Çorbacı: 20 kadın tek bir küçük hücrede kalıyorduk
Esed rejimi tarafından tutuklanarak işkenceye maruz kalan ve özgürlüğüne kavuştuktan sonra Suriye’de yaşanan zulmü duyurmak için aktivist olan Mecid Çorbacı ise 7 ay boyunca Suriye rejiminin elinde kaldığını belirterek, tutsaklık ve gözaltı durumunun Suriye’de yok edilmek anlamına geldiğini ifade etti.
Gözaltına alındığında hiç kimsenin kendisinden haber alamadığını ve nerede olduğunu bilmediğini kaydeden Çorbacı, “Bizler rakam olarak gözaltına alındık, isimlerimiz kullanılmıyordu. Bizlerin rakam olarak isimlendirilmesi aslında yok edilmemizdi. Ben 291 numaraydım.” dedi.
Çorbacı, eşiyle barışçı hareketlere destek verdiği öne sürülerek gözaltına alındıklarını aktararak, şöyle konuştu:
“Yaklaşık 20 kadın tek bir küçük hücrede kalıyorduk. O kadar küçüktü ki gece ve gündüz nöbetleşerek ancak uyuyabiliyorduk. Çok büyük işkencelere maruz kaldım. Gözümün önünde eşime de işkence yaptılar. Beni tecavüzle tehdit ettiler.

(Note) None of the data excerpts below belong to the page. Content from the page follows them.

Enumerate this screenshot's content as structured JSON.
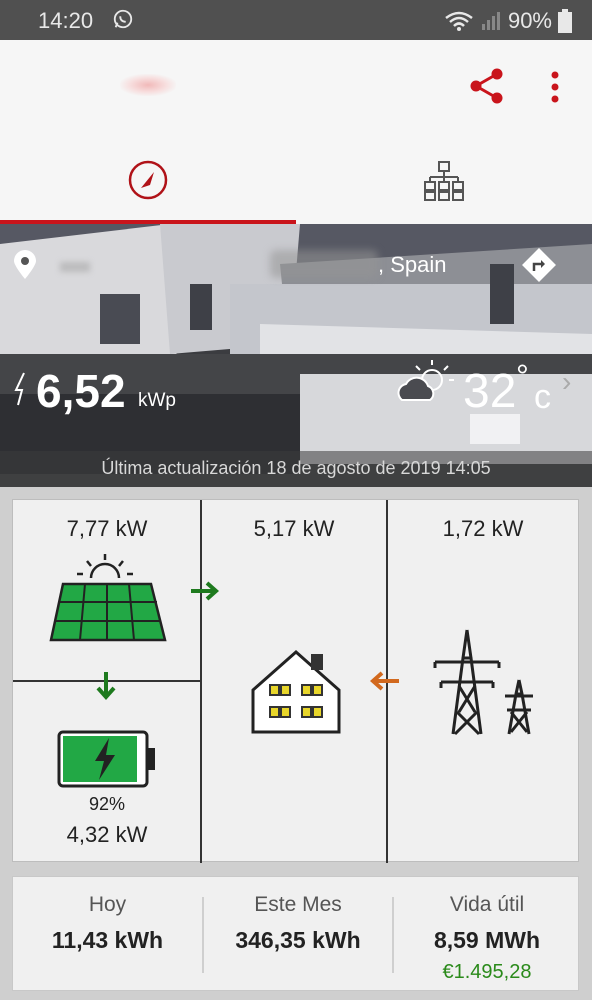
{
  "status_bar": {
    "time": "14:20",
    "battery": "90%"
  },
  "hero": {
    "location": ", Spain",
    "peak_power_value": "6,52",
    "peak_power_unit": "kWp",
    "temperature": "32",
    "temperature_degree": "°",
    "temperature_unit": "c",
    "chevron": "›",
    "last_update": "Última actualización 18 de agosto de 2019 14:05"
  },
  "flow": {
    "solar_power": "7,77 kW",
    "home_power": "5,17 kW",
    "grid_power": "1,72 kW",
    "battery_percent": "92%",
    "battery_power": "4,32 kW"
  },
  "stats": [
    {
      "label": "Hoy",
      "value": "11,43 kWh"
    },
    {
      "label": "Este Mes",
      "value": "346,35 kWh"
    },
    {
      "label": "Vida útil",
      "value": "8,59 MWh",
      "money": "€1.495,28"
    }
  ],
  "colors": {
    "accent": "#c9141b",
    "solar_green": "#22a845",
    "arrow_green": "#1e7a1e",
    "arrow_orange": "#d2691e",
    "money_green": "#2a8a1a"
  }
}
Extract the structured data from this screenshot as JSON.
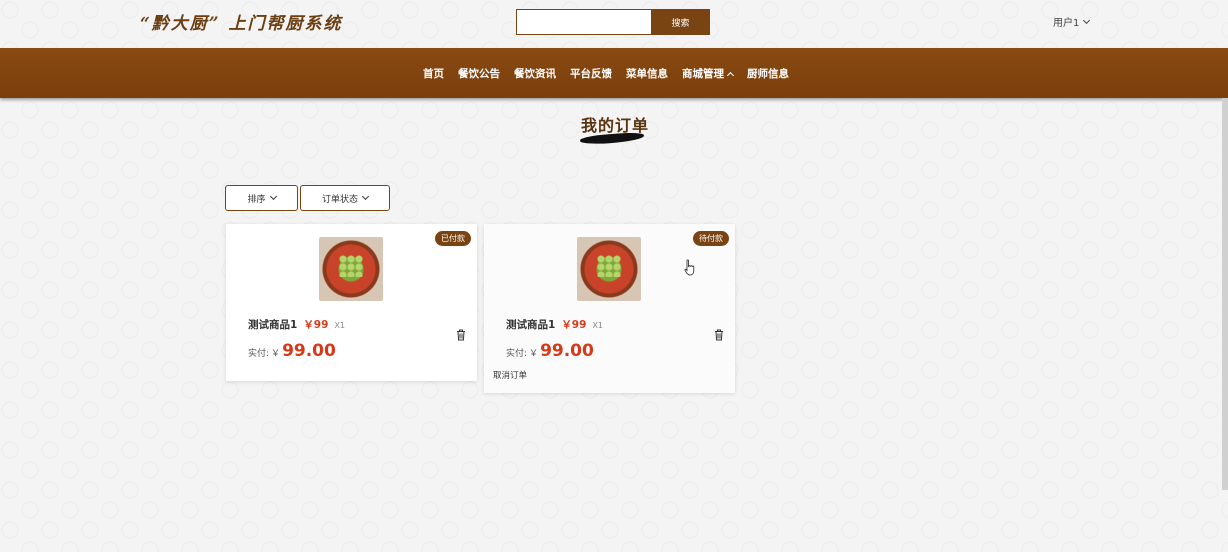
{
  "header": {
    "site_title": "“黔大厨” 上门帮厨系统",
    "search_placeholder": "",
    "search_button": "搜索",
    "user_label": "用户1"
  },
  "nav": {
    "items": [
      "首页",
      "餐饮公告",
      "餐饮资讯",
      "平台反馈",
      "菜单信息",
      "商城管理",
      "厨师信息"
    ]
  },
  "page": {
    "heading": "我的订单",
    "filters": {
      "sort_label": "排序",
      "status_label": "订单状态"
    }
  },
  "orders": [
    {
      "status": "已付款",
      "product_name": "测试商品1",
      "unit_price": "￥99",
      "quantity": "X1",
      "paid_label": "实付:",
      "currency": "￥",
      "amount": "99.00",
      "cancel_label": ""
    },
    {
      "status": "待付款",
      "product_name": "测试商品1",
      "unit_price": "￥99",
      "quantity": "X1",
      "paid_label": "实付:",
      "currency": "￥",
      "amount": "99.00",
      "cancel_label": "取消订单"
    }
  ],
  "colors": {
    "brand_brown": "#7a4412",
    "price_red": "#d43a1a"
  },
  "icons": [
    "chevron-down-icon",
    "chevron-up-icon",
    "trash-icon",
    "pointer-cursor-icon"
  ]
}
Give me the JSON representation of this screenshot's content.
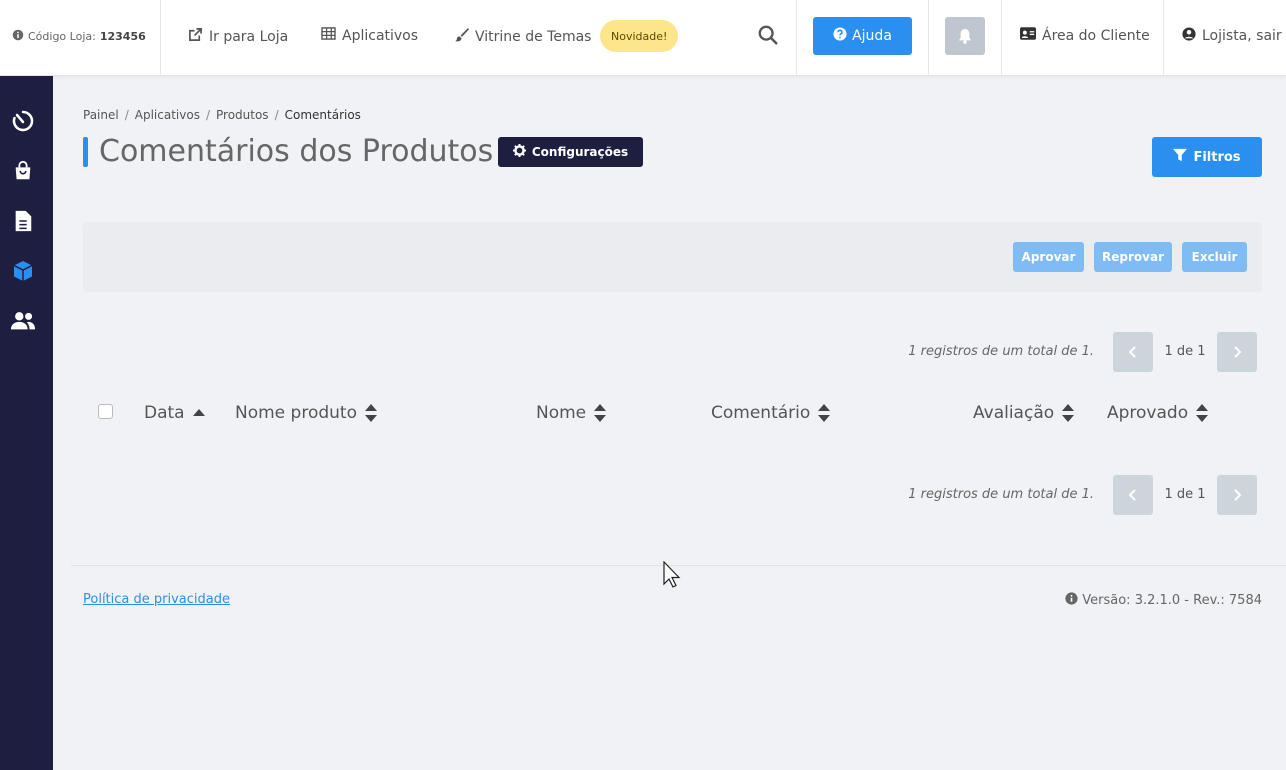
{
  "header": {
    "store_code_label": "Código Loja:",
    "store_code_value": "123456",
    "nav": {
      "store_link": "Ir para Loja",
      "apps_link": "Aplicativos",
      "themes_link": "Vitrine de Temas",
      "new_badge": "Novidade!"
    },
    "help_label": "Ajuda",
    "client_area": "Área do Cliente",
    "user_logout": "Lojista, sair"
  },
  "sidebar": {
    "items": [
      {
        "icon": "dashboard-icon"
      },
      {
        "icon": "shopping-bag-icon"
      },
      {
        "icon": "document-icon"
      },
      {
        "icon": "box-icon"
      },
      {
        "icon": "users-icon"
      }
    ],
    "active_item": "box-icon"
  },
  "breadcrumb": [
    "Painel",
    "Aplicativos",
    "Produtos",
    "Comentários"
  ],
  "page": {
    "title": "Comentários dos Produtos",
    "config_label": "Configurações",
    "filter_label": "Filtros"
  },
  "actions": {
    "approve": "Aprovar",
    "reject": "Reprovar",
    "delete": "Excluir"
  },
  "pagination": {
    "summary": "1 registros de um total de 1.",
    "page_label": "1 de 1"
  },
  "table": {
    "columns": [
      "Data",
      "Nome produto",
      "Nome",
      "Comentário",
      "Avaliação",
      "Aprovado"
    ],
    "rows": []
  },
  "footer": {
    "privacy": "Política de privacidade",
    "version": "Versão: 3.2.1.0 - Rev.: 7584"
  },
  "colors": {
    "primary": "#2b8ff0",
    "sidebar": "#1e1f40",
    "badge": "#fde68a",
    "disabled_button": "#7fbcf5",
    "background": "#f1f2f6"
  }
}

Çok kez başörtümü eşimin önüne çıkardılar. 3 aydan fazla hapishanede kalırken banyo yapamadım, çünkü yasaktı. Bazıları kolera, türü hastalıklar sebebiyle hayatını kaybetti. Hapishanedeyken birçok hamile kadın vardı. Yaşları büyük ve hasta, kanser olan kadınlar vardı. Acılarından, elemlerinden hiçbir ilaç alamadıkları için çığlık atıyorlardı.”
Rejimin kendilerine hiçbir suçlamada bulunmadığını ve intikam almak istediğini ifade eden Çorbacı, kadınların gözaltına alınmasının ise ailelerine yönelik bir baskı mekanizması olduğunu söyledi.
Bu çabaların Suriyeli mahpusların özgürlüğüne yol açmasına vesile olmasını umduğunun altını çizen Çorbacı, “Adaletin barış olmaksızın gerçekleşmesi mümkün değil. Ben, esir değiş tokuşu çerçevesinde özgürlüğüme kavuştuğumu söylemeliyim ki bu yine Türkiye’nin çabalarıyla gerçekleşmişti.” şeklinde konuştu.
“Bütün devletleri Türkiye’nin yanında saf tutmaya çağırıyorum”
Azeri sanatçı Azerin de dünyayı 21. yüzyılda ihtiyaç duyulan vicdan, adalet ve merhamet hissiyatına davet ettiğini söyledi.
Türkiye’nin dünyayı bir kez daha kendi topraklarında, adalete, hakkın yanında olmaya, kadınların ve çocukların öldürülmemesine, azad ve hür yaşamasına çağırdığını ifade eden Azerin, sözlerini “Ben bugün dünya insanlarını, bütün devletleri hak ve adaletin çağırıcısı olan Türkiye Cumhuriyeti’nin yanında saf tutmaya çağırıyorum. Bugün dünyanın savaşa değil barışa, vicdana, adalete ve en önemlisi de merhamete ihtiyacı var. Artık, kadınlar, çocuklar ve insanlık ölmesin.” şeklinde tamamladı.
Açıklamaların ardından Suriyeli kadın ve çocukların durumunun ele alındığı çalıştay düzenlendi.